Kubernetes is good at running stateless applications. Rolling update a Deployment, scale it up, scale it down — the control plane handles all of that. But stateful applications have operational knowledge that can't be encoded in a Deployment. How do you safely add a node to a Cassandra ring? How do you run a backup without corrupting a live database? You need something that understands your application's domain, not just "keep N replicas running."
That's what operators are. An operator is a controller that manages a custom resource — one you define — and encodes application-specific operational logic in the reconcile loop. The concept was introduced by CoreOS in 2016, and right now in late 2017 it's still early enough that most teams haven't written one. But the pattern is solid, the tooling is improving, and if you have a stateful workload running in Kubernetes it's worth understanding.
The Pattern: CRD + Controller
Two pieces:
Custom Resource Definition (CRD). A CRD extends the Kubernetes API with a new resource type. Once you apply a CRD, you can kubectl apply resources of that type the same as any built-in resource. The API server validates and stores them in etcd.

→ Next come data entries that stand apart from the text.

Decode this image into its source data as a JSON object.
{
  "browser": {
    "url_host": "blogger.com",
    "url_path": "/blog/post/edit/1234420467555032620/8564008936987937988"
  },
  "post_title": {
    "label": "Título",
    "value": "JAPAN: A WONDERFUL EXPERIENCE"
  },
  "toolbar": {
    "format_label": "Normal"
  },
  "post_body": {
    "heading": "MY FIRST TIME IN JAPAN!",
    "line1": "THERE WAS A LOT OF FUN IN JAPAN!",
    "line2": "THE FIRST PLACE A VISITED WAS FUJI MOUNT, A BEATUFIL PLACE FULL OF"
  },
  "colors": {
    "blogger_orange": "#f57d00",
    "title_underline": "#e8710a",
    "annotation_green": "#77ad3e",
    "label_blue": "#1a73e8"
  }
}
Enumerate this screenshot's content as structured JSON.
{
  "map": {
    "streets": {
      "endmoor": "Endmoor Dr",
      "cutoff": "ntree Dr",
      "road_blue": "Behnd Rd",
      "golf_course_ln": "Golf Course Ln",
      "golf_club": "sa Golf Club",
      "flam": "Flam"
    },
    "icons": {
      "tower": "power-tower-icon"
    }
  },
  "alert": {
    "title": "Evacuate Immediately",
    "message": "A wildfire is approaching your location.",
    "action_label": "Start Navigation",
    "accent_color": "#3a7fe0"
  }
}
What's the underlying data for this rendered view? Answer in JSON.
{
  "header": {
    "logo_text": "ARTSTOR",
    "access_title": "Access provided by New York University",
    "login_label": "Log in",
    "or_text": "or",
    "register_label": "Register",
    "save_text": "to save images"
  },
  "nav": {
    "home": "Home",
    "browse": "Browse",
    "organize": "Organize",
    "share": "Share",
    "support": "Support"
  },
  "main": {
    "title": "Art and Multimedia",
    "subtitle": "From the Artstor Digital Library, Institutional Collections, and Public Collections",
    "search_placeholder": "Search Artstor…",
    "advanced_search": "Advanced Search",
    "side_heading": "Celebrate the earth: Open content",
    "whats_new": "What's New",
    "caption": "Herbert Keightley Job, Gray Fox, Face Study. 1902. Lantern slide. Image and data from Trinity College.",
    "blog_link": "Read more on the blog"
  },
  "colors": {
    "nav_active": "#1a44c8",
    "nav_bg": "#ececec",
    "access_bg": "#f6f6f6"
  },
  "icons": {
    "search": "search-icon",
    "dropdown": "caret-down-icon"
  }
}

Controller. A controller watches the Kubernetes API for resources it cares about and reconciles current state toward desired state. Every built-in Kubernetes controller (Deployment controller, StatefulSet controller, etc.) follows this model. Your operator is a controller that watches your custom resource.
The reconcile loop is straightforward conceptually:
- Watch for create/update/delete events on your custom resource.
- Read the current state of the world (what's actually running in the cluster).
- Compare it to the desired state (what the resource spec says).
- Take actions to close the gap.
- Update the resource's
statussubresource to reflect current state. - Repeat.
The Tooling: kubebuilder and operator-sdk
Two main options at the end of 2017:
operator-sdk (from CoreOS) — opinionated scaffolding, builds on controller-runtime, reasonably good documentation. I'd start here for most cases.
kubebuilder (from the Kubernetes sig-api-machinery group) — lower-level, more control over the generated code. Useful if you need fine-grained control over API machinery.
Both are Go-based. I'm going to walk through the operator-sdk approach because the scaffolding does the most work for you upfront.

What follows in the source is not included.